BALLSTON SPA - The City of Saratoga Springs was dealt a setback this week in its attempts to seize properties through eminent domain proceedings, as a means to start construction of the Geyser Road recreational trail.
On Monday, according to a statement provided by attorney Karl Sleight of the law firm Harris Beach, state Supreme Court Judge Robert J. Chauvin issued a 60-day stay that "prevents the city from taking title" to properties on Geyser Road owned by the Saratoga Spring Water Company, the Pompay family and the Village of Ballston Spa.
Those three "petitioners" are represented by Sleight in a lawsuit filed this October in the state Appellate Division in Albany. The petitioners are "seeking a review of the City's compliance with environmental and eminent domain procedures," Sleight said.

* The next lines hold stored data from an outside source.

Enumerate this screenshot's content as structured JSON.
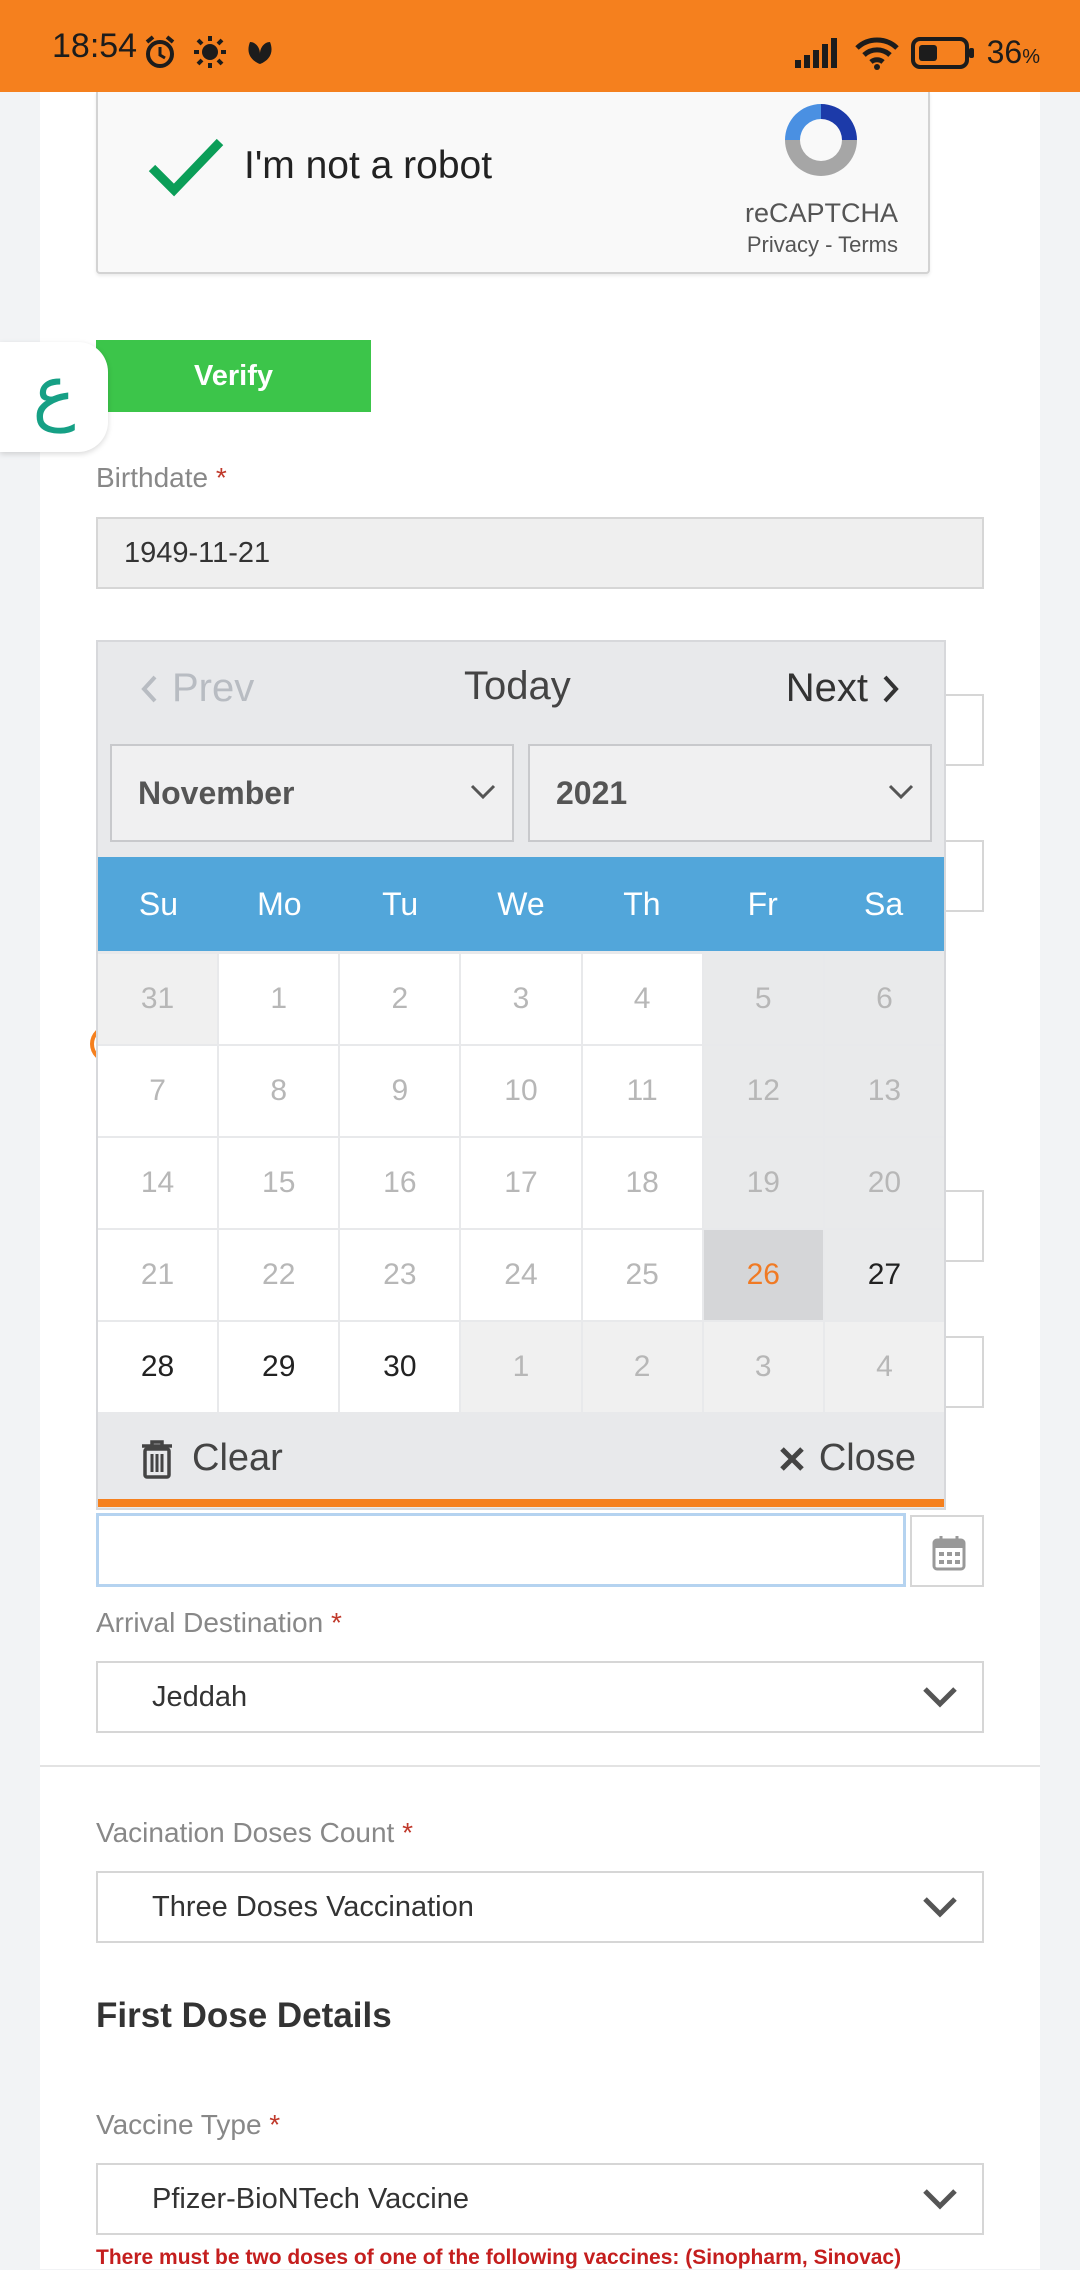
{
  "status_bar": {
    "time": "18:54",
    "battery_value": "36",
    "battery_unit": "%",
    "icons_left": [
      "alarm-icon",
      "brightness-icon",
      "weather-icon"
    ],
    "icons_right": [
      "signal-icon",
      "wifi-icon",
      "battery-icon"
    ]
  },
  "captcha": {
    "label": "I'm not a robot",
    "brand": "reCAPTCHA",
    "privacy": "Privacy",
    "separator": " - ",
    "terms": "Terms"
  },
  "verify_button": "Verify",
  "arabic_tab": "ع",
  "birthdate": {
    "label": "Birthdate",
    "required": "*",
    "value": "1949-11-21"
  },
  "datepicker": {
    "prev": "Prev",
    "today": "Today",
    "next": "Next",
    "month": "November",
    "year": "2021",
    "weekdays": [
      "Su",
      "Mo",
      "Tu",
      "We",
      "Th",
      "Fr",
      "Sa"
    ],
    "weeks": [
      [
        "31",
        "1",
        "2",
        "3",
        "4",
        "5",
        "6"
      ],
      [
        "7",
        "8",
        "9",
        "10",
        "11",
        "12",
        "13"
      ],
      [
        "14",
        "15",
        "16",
        "17",
        "18",
        "19",
        "20"
      ],
      [
        "21",
        "22",
        "23",
        "24",
        "25",
        "26",
        "27"
      ],
      [
        "28",
        "29",
        "30",
        "1",
        "2",
        "3",
        "4"
      ]
    ],
    "today_date": "26",
    "clear": "Clear",
    "close": "Close",
    "accent_color": "#f5801e",
    "header_color": "#52a6da"
  },
  "arrival": {
    "label": "Arrival Destination",
    "required": "*",
    "value": "Jeddah"
  },
  "doses": {
    "label": "Vacination Doses Count",
    "required": "*",
    "value": "Three Doses Vaccination"
  },
  "first_dose": {
    "title": "First Dose Details",
    "vaccine_label": "Vaccine Type",
    "required": "*",
    "vaccine_value": "Pfizer-BioNTech Vaccine",
    "warning": "There must be two doses of one of the following vaccines: (Sinopharm, Sinovac)"
  }
}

For nearly 10 years, outgoing Saratoga Springs Mayor Joanne Yepsen and many residents have strongly supported construction of the recreation trail (among them dozens of homeowners in Geyser Crest, in the city's outer district). Plans call for it to be built on the north side of Geyser Road in a manner similar to the popular Avenue of the Pines trail east of Route 50. Proponents say it will provide runners and bikers with a vital link between the city's other trails and the Town of Milton.
Yet Sleight said city officials "plowed forward" with eminent domain proceedings against his clients, calling Monday's ruling by Chauvin "a very big win" that would allow the Appellate Divsion case to proceed without complication. Chauvin's 60-day stay expires on Jan. 19, 2018.
Earlier this year, Ballston Spa Mayor John Romano voiced concerns about the increased risk of public access to the village's property and water infrastructure. Some of those pipes, he said, are located underground where the Geyser Road trail would be built.
Other local residents have criticized the plan because of the dangers posed to trail users by heavy tractor trailer traffic connected to the W.J. Grande Industrial Park.
Sleight said he strongly recommends that the city reconsider a proposal made this summer by the Saratoga Eagle and Slack Chemical companies to access 54 acres of land they own to build the trail, rather than proceed with the Geyser Road plan. He called it "the Duplainville Woods alternative."
"Spending taxpayer dollars on constructing the safer, Duplainville Woods alternative would seem wiser than litigating this and possibly ending up with no trail at all," Sleight said.